Karena digunakan untuk uji coba, maka hasil panen di rumah dinas tersebut tidak diperjual belikan. Tetapi dibagikan untuk masyarakat dan konsumsi sendiri. 

"Modalnya sangat kecil hanya sekitar Rp 10 juta dan tidak menggunakan APBD Jatim. Jadi, kalau untuk komersial memang sangat menguntungkan bagi masyarakat yang mau budidaya udang vaname skala kecil,” tutur pria asal Sumenep ini. 

Keuntungan lain, kata Gunawan, budidaya skala kecil ini tidak membutuhkan izin AMDAL dan syarat lain yang rumit. Sebab, izin AMDAL hanya diwajibkan untuk budidaya dengan luasan lebih dari 100 Ha untuk skala intensif dan >50 Ha dengan teknologi super intensif.

Hal ini tertuang di dalam Peraturan Menteri Lingkungan Hidup dan Kehutanan RI Nomor 38 Tahun 2019. 

“Kalau budidaya udang dengan hasil panen sekitar 3 ton, butuh luas lahan sekitar 3 ribu meter persegi. Karena ini uji coba budidaya, maka kita cukup dengan membuat kolam kecil, sehingga mudah direplikasi oleh masyarakat,” tegas Gunawan. 

Di sisi lain, budidaya udang vaname tidak menggunakan bahan-bahan berbahaya, melainkan hanya menggunakan probiotik. Probiotik ini bahkan dapat mereduksi limbah seperti amoniak dan bahan organik total. Limbah yang dibuang juga telah diendapkan untuk menghindari pencemaran lingkungan. 
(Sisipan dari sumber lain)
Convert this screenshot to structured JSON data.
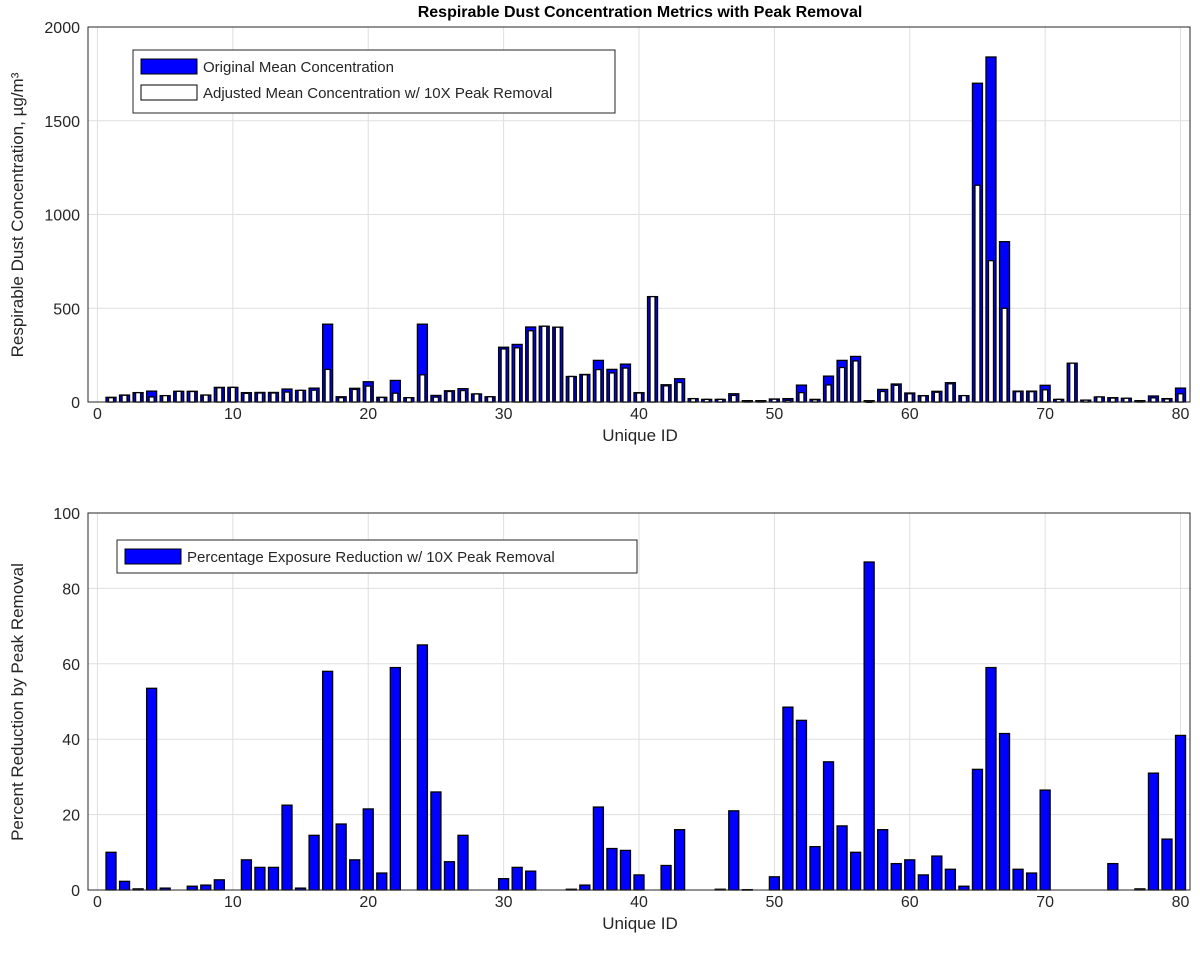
{
  "chart_data": [
    {
      "type": "bar",
      "title": "Respirable Dust Concentration Metrics with Peak Removal",
      "xlabel": "Unique ID",
      "ylabel": "Respirable Dust Concentration, µg/m³",
      "xlim": [
        -0.7,
        80.7
      ],
      "ylim": [
        0,
        2000
      ],
      "xticks": [
        0,
        10,
        20,
        30,
        40,
        50,
        60,
        70,
        80
      ],
      "yticks": [
        0,
        500,
        1000,
        1500,
        2000
      ],
      "grid": true,
      "legend_position": "top-left",
      "x": [
        1,
        2,
        3,
        4,
        5,
        6,
        7,
        8,
        9,
        10,
        11,
        12,
        13,
        14,
        15,
        16,
        17,
        18,
        19,
        20,
        21,
        22,
        23,
        24,
        25,
        26,
        27,
        28,
        29,
        30,
        31,
        32,
        33,
        34,
        35,
        36,
        37,
        38,
        39,
        40,
        41,
        42,
        43,
        44,
        45,
        46,
        47,
        48,
        49,
        50,
        51,
        52,
        53,
        54,
        55,
        56,
        57,
        58,
        59,
        60,
        61,
        62,
        63,
        64,
        65,
        66,
        67,
        68,
        69,
        70,
        71,
        72,
        73,
        74,
        75,
        76,
        77,
        78,
        79,
        80
      ],
      "series": [
        {
          "name": "Original Mean Concentration",
          "color": "#0000ff",
          "values": [
            25,
            37,
            50,
            58,
            34,
            57,
            57,
            37,
            78,
            78,
            50,
            51,
            51,
            69,
            62,
            74,
            415,
            28,
            73,
            108,
            25,
            115,
            23,
            415,
            35,
            60,
            71,
            43,
            28,
            292,
            307,
            400,
            404,
            399,
            136,
            147,
            222,
            174,
            202,
            50,
            562,
            92,
            124,
            18,
            14,
            14,
            44,
            7,
            7,
            16,
            18,
            90,
            14,
            138,
            222,
            243,
            7,
            67,
            96,
            48,
            34,
            57,
            103,
            34,
            1700,
            1840,
            855,
            58,
            58,
            89,
            14,
            207,
            10,
            27,
            23,
            20,
            7,
            32,
            18,
            74
          ]
        },
        {
          "name": "Adjusted Mean Concentration w/ 10X Peak Removal",
          "color": "#ffffff",
          "values": [
            23,
            36,
            50,
            27,
            34,
            57,
            56,
            37,
            76,
            78,
            46,
            48,
            48,
            53,
            62,
            63,
            174,
            23,
            67,
            85,
            24,
            47,
            23,
            145,
            26,
            56,
            61,
            43,
            28,
            283,
            289,
            380,
            404,
            399,
            136,
            145,
            173,
            155,
            181,
            48,
            562,
            86,
            104,
            18,
            14,
            14,
            35,
            7,
            7,
            15,
            9,
            50,
            12,
            91,
            184,
            219,
            1,
            56,
            89,
            44,
            33,
            52,
            97,
            34,
            1156,
            754,
            500,
            55,
            55,
            65,
            14,
            207,
            10,
            27,
            21,
            20,
            7,
            22,
            16,
            44
          ]
        }
      ]
    },
    {
      "type": "bar",
      "title": "",
      "xlabel": "Unique ID",
      "ylabel": "Percent Reduction by Peak Removal",
      "xlim": [
        -0.7,
        80.7
      ],
      "ylim": [
        0,
        100
      ],
      "xticks": [
        0,
        10,
        20,
        30,
        40,
        50,
        60,
        70,
        80
      ],
      "yticks": [
        0,
        20,
        40,
        60,
        80,
        100
      ],
      "grid": true,
      "legend_position": "top-left",
      "x": [
        1,
        2,
        3,
        4,
        5,
        6,
        7,
        8,
        9,
        10,
        11,
        12,
        13,
        14,
        15,
        16,
        17,
        18,
        19,
        20,
        21,
        22,
        23,
        24,
        25,
        26,
        27,
        28,
        29,
        30,
        31,
        32,
        33,
        34,
        35,
        36,
        37,
        38,
        39,
        40,
        41,
        42,
        43,
        44,
        45,
        46,
        47,
        48,
        49,
        50,
        51,
        52,
        53,
        54,
        55,
        56,
        57,
        58,
        59,
        60,
        61,
        62,
        63,
        64,
        65,
        66,
        67,
        68,
        69,
        70,
        71,
        72,
        73,
        74,
        75,
        76,
        77,
        78,
        79,
        80
      ],
      "series": [
        {
          "name": "Percentage Exposure Reduction w/ 10X Peak Removal",
          "color": "#0000ff",
          "values": [
            10,
            2.3,
            0.3,
            53.5,
            0.5,
            0,
            1,
            1.3,
            2.7,
            0,
            8,
            6,
            6,
            22.5,
            0.5,
            14.5,
            58,
            17.5,
            8,
            21.5,
            4.5,
            59,
            0,
            65,
            26,
            7.5,
            14.5,
            0,
            0,
            3,
            6,
            5,
            0,
            0,
            0.2,
            1.3,
            22,
            11,
            10.5,
            4,
            0,
            6.5,
            16,
            0,
            0,
            0.2,
            21,
            0.1,
            0,
            3.5,
            48.5,
            45,
            11.5,
            34,
            17,
            10,
            87,
            16,
            7,
            8,
            4,
            9,
            5.5,
            1,
            32,
            59,
            41.5,
            5.5,
            4.5,
            26.5,
            0,
            0,
            0,
            0,
            7,
            0,
            0.3,
            31,
            13.5,
            41
          ]
        }
      ]
    }
  ]
}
“Tidak mungkin budidaya udang itu kemudian pakannya mengandung bahan formalin. Karena ini terkait kemanan pangan dan hasil produk perikanan tidak boleh menggunakan bahan berbahaya,” tukasnya. 
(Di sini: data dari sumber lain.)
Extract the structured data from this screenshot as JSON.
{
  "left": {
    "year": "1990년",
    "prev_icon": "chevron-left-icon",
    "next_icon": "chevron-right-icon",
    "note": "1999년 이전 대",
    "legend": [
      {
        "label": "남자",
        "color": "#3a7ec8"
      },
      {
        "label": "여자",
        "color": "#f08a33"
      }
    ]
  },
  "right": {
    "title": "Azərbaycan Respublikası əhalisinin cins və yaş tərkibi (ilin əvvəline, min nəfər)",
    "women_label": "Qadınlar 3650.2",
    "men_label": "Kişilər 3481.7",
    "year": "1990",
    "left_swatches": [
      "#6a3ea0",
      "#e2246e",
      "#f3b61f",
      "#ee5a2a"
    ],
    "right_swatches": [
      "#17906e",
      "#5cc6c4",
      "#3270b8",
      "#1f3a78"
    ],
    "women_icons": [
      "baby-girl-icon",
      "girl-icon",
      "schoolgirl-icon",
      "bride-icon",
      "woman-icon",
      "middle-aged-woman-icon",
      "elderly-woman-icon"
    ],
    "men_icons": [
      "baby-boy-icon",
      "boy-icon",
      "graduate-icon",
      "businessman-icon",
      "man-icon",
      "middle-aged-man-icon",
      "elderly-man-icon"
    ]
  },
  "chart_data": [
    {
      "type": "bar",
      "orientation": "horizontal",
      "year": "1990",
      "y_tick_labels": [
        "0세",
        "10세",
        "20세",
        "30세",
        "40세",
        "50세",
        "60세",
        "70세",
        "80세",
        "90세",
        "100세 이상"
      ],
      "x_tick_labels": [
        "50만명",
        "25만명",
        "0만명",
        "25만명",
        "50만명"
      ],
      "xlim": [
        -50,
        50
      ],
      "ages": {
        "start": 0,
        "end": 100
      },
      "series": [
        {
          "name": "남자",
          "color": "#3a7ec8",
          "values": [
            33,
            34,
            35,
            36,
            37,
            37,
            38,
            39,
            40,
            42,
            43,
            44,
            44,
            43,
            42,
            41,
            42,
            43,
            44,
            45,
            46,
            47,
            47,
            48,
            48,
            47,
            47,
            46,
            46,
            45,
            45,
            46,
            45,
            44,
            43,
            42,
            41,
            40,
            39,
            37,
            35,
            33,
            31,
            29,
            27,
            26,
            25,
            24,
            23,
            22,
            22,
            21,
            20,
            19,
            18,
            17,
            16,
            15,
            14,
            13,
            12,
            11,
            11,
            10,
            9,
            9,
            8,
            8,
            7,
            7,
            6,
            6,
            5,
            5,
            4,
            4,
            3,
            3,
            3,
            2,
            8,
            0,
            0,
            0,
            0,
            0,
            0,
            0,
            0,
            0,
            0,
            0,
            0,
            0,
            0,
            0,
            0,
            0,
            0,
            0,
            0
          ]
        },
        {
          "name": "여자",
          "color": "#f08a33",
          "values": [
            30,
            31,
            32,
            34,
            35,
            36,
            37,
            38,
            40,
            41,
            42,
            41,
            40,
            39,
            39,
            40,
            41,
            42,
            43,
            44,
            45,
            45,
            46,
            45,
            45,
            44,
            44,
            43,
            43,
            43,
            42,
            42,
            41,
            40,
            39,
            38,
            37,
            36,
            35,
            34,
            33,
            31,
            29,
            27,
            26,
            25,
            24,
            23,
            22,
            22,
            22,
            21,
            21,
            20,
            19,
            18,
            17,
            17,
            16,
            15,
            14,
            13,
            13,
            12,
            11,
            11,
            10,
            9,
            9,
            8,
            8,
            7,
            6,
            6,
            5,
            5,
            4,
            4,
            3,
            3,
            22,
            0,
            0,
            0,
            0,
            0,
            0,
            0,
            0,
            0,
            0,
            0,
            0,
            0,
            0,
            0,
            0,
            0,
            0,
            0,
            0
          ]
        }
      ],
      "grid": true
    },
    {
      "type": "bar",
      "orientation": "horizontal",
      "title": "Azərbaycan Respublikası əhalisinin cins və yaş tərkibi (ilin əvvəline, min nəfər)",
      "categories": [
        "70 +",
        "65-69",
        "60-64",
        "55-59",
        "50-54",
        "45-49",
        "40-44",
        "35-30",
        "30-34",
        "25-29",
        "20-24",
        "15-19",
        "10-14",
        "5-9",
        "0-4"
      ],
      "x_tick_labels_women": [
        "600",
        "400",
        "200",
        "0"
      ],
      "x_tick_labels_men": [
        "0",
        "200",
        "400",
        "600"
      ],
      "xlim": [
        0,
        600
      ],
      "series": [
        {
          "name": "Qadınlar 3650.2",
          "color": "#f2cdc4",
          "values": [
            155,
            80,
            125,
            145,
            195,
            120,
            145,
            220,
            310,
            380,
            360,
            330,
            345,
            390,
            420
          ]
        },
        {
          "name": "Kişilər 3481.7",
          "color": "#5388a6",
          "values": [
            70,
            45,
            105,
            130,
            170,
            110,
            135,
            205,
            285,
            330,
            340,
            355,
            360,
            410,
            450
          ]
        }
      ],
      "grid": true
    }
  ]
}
Inovasi ini merupakan uji coba rekayasa teknologi tepat guna dalam budidaya udang vaname yang nantinya dapat dilakukan oleh masyarakat di perkotaan maupun dipedesaan dengan memanfaatkan lahan sempit.

Sehingga, dapat membuka lapangan pekerjaan baru di era pandami Covid-19. 

“Kita berharap untuk masyarakat di daerah pesisir bisa mereplikasi teknologi ini. Karena sumber daya air asin mereka melimpah. Kemudian, peluang pasar udang vaname juga sangat besar. Apalagi saat pandemi ini, suplier utama udang vaname dari India sedang lockdown. Sehingga suplai dari Indonesia sangat dibutuhkan untuk ekspor,” demikian Gunawan.